Rock Health also notes that the most active investors in H1 2020 were provider and biopharma organizations versus pure-play financial companies. Healthcare providers participated in one-third of the corporate investor transactions, followed by biopharma (20% of deals among corporates), traditional tech (16% of deals), and payers (13% of the corporate deals done).

Health Populi’s Hot Points:  Pre-COVID19, health care was already vertically integrating enabling services to streamline and build out platforms to enhance delivery and enchanting service design.
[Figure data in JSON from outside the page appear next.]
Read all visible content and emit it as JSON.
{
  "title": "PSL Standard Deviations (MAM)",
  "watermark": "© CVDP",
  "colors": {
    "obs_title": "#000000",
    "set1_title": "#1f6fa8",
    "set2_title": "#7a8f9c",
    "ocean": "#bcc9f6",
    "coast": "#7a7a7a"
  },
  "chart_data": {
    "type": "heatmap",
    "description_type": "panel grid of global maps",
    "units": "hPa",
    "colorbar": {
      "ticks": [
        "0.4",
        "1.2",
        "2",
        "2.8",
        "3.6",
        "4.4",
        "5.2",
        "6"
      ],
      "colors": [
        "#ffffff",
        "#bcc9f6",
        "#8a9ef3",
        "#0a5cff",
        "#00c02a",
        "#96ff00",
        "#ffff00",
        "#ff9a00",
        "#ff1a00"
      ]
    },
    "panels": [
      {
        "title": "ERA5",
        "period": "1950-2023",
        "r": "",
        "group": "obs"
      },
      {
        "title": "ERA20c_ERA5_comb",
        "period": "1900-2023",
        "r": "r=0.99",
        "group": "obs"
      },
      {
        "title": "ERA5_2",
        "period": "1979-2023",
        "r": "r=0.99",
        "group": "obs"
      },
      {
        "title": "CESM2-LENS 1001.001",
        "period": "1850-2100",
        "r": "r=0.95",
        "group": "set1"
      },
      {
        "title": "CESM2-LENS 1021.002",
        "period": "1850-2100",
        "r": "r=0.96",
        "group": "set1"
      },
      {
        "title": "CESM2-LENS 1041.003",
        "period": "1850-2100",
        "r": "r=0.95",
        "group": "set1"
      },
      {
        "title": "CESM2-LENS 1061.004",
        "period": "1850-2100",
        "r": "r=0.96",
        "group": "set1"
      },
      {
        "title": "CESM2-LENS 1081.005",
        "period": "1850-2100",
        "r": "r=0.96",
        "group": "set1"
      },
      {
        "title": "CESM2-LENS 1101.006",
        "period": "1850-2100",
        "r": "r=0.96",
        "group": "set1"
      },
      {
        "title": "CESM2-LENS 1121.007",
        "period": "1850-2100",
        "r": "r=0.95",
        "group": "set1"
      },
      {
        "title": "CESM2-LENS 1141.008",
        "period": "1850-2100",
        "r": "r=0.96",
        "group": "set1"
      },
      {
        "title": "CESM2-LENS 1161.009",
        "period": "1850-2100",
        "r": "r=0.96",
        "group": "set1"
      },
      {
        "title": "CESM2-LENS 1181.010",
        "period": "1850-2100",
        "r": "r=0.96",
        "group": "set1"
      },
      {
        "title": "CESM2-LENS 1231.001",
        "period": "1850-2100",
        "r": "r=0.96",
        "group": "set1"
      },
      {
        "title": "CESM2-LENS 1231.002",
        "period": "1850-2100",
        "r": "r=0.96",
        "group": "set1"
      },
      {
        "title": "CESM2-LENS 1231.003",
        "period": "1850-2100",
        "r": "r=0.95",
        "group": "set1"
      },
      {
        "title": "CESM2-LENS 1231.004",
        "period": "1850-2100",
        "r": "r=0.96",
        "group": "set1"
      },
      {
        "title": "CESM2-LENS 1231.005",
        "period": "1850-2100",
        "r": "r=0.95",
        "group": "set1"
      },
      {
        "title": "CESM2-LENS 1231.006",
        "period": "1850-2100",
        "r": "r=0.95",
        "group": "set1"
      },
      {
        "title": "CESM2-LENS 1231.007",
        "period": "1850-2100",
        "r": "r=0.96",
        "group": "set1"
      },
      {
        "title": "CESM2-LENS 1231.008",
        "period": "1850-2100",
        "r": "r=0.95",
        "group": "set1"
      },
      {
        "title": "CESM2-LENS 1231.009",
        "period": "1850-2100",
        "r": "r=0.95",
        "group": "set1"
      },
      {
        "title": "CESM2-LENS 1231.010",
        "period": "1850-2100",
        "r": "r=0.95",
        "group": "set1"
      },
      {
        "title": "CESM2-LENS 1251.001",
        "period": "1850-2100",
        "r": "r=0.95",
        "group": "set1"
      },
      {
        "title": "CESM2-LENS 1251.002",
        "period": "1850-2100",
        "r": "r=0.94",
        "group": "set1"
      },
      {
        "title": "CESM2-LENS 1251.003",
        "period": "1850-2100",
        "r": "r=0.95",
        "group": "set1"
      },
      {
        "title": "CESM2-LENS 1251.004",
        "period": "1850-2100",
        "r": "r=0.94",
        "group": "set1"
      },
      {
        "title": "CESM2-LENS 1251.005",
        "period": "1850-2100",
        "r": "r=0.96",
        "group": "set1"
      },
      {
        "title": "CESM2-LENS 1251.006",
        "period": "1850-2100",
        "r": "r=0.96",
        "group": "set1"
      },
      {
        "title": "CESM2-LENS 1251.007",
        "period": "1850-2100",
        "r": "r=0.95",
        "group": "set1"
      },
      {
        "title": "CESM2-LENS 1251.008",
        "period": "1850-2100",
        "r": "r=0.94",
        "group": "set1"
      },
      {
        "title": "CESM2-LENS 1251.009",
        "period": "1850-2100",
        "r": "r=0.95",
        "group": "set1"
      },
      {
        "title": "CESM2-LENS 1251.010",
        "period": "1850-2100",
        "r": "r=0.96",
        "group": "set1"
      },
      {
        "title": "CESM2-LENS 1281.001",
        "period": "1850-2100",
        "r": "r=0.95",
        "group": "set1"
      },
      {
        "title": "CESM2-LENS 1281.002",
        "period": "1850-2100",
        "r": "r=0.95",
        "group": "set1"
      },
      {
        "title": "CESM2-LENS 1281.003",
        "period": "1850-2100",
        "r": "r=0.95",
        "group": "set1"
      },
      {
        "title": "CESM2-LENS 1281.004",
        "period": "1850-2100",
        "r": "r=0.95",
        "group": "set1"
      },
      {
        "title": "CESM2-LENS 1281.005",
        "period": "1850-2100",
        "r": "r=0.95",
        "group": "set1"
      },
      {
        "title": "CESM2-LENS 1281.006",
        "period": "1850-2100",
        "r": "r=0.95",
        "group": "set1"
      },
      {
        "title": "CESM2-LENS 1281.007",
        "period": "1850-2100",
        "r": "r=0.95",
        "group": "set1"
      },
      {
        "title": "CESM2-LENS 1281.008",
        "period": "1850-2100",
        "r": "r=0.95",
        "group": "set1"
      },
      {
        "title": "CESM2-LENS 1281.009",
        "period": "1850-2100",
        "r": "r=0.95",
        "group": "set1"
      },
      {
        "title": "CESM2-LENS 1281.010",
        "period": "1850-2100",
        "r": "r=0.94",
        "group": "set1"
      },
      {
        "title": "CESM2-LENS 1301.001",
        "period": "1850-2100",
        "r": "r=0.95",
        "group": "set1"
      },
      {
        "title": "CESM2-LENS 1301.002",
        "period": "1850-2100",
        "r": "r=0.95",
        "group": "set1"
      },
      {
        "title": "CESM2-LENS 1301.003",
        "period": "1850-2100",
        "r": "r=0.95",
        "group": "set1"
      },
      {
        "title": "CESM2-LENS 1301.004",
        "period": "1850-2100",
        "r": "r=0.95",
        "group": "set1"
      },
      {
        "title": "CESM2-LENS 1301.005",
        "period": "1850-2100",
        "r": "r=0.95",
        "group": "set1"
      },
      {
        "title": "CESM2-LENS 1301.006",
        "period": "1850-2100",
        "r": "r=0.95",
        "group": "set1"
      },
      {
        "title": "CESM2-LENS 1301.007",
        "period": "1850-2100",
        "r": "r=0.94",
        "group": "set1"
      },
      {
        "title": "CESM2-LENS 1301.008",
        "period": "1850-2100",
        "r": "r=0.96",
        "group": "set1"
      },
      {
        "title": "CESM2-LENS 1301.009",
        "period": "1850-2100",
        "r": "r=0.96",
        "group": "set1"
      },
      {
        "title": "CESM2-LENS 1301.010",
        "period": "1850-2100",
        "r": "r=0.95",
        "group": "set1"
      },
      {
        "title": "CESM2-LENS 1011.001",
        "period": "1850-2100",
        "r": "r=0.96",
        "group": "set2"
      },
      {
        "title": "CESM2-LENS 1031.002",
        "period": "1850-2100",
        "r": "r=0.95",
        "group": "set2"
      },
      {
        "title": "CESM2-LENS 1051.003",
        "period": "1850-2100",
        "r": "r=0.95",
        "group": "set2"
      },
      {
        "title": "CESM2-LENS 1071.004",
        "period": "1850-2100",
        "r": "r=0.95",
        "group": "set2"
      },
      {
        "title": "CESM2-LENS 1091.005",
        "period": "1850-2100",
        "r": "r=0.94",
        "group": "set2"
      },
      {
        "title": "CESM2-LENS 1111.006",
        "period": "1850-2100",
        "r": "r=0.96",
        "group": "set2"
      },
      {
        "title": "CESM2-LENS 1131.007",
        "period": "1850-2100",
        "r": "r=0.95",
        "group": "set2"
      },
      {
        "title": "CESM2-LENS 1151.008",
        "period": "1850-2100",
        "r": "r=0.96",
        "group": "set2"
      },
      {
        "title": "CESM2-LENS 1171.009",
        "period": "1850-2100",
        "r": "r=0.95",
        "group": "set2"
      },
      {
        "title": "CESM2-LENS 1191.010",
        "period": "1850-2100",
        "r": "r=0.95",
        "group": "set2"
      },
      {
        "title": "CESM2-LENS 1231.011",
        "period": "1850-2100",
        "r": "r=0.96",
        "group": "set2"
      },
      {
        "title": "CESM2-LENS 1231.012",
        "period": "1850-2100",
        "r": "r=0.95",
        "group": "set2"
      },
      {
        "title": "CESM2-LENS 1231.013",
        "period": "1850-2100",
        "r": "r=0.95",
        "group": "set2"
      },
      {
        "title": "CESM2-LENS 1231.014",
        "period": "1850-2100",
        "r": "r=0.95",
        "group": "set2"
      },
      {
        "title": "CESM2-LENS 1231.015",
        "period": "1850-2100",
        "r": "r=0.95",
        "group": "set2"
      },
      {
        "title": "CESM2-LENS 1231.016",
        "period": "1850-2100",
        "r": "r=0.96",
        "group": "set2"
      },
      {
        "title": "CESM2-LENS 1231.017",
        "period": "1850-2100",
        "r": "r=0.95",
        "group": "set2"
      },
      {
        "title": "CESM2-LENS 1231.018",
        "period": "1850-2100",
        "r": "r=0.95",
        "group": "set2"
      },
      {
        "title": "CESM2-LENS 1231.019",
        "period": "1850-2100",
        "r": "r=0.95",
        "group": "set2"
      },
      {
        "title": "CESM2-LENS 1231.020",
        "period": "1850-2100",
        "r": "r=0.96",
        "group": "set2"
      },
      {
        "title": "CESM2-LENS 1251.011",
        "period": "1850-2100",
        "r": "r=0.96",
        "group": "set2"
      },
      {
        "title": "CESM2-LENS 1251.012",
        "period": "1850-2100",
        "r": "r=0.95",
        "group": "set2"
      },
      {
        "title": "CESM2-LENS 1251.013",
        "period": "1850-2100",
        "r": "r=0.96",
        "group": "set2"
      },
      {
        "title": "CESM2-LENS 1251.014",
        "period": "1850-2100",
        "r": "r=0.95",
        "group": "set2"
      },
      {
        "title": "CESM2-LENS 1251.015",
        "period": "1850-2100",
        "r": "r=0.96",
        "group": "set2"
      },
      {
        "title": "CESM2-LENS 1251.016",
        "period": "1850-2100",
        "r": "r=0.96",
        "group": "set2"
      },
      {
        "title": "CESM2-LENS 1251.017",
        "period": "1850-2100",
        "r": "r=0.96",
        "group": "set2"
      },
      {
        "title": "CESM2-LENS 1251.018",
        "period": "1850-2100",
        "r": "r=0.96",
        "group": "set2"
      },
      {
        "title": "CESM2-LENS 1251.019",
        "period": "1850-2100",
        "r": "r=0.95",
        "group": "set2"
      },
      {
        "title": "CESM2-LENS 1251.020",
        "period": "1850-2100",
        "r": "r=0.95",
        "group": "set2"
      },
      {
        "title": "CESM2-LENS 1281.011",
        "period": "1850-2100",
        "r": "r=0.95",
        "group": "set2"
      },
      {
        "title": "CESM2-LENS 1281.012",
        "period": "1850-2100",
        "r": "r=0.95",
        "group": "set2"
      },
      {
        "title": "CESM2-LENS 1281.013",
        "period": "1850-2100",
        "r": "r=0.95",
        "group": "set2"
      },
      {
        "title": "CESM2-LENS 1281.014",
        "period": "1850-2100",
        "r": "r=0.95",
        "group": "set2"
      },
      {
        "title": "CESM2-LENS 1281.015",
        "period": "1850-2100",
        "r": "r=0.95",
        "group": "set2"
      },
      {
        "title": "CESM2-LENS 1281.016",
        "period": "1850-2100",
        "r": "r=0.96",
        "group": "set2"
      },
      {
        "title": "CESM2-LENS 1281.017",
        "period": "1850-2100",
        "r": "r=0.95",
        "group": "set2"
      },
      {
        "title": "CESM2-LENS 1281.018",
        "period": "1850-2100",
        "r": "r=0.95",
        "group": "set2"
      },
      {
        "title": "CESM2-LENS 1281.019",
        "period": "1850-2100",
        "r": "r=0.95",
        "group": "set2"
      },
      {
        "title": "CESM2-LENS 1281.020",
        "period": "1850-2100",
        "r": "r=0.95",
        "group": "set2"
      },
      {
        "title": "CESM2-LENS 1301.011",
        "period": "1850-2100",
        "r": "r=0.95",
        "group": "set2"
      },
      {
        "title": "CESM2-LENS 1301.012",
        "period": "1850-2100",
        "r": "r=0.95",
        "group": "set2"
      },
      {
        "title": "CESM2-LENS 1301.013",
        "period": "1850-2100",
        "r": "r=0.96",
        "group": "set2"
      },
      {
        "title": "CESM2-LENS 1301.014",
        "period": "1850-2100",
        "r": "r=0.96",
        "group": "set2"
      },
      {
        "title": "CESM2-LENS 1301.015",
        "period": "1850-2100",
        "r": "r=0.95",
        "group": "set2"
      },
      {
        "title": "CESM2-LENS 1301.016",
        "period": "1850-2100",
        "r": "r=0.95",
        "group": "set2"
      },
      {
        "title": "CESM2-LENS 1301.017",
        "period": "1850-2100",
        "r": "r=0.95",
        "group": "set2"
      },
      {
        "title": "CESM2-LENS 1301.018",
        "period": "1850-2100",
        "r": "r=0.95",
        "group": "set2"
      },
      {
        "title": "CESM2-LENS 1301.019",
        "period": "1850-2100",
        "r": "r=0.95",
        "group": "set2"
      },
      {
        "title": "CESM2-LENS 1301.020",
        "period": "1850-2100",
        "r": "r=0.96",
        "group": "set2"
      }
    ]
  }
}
While M&A in digital health has slowed down, it’s useful to identify some of the deals conducted in the H1 2020 to see how vertical integration is scaling and shaping up.

Three examples that Rock Health points out are:

  • Teladoc, acquiring InTouch Health, a global virtual care provider
  • Lululemon buying Mirror, enlarging its footprint in wellness (athleisure clothing) into hardware, services and fitness data; and,
  • Optum announcing intent to purchase AbleTo, the digital behavioral health platform

Each of these deals illustrates the fact that scaling and platform building are the new black in health care…and that virtual and digital health are, just, health care channels. We’re officially in the omnichannel health care era now, ushered in by necessity via the coronavirus pandemic.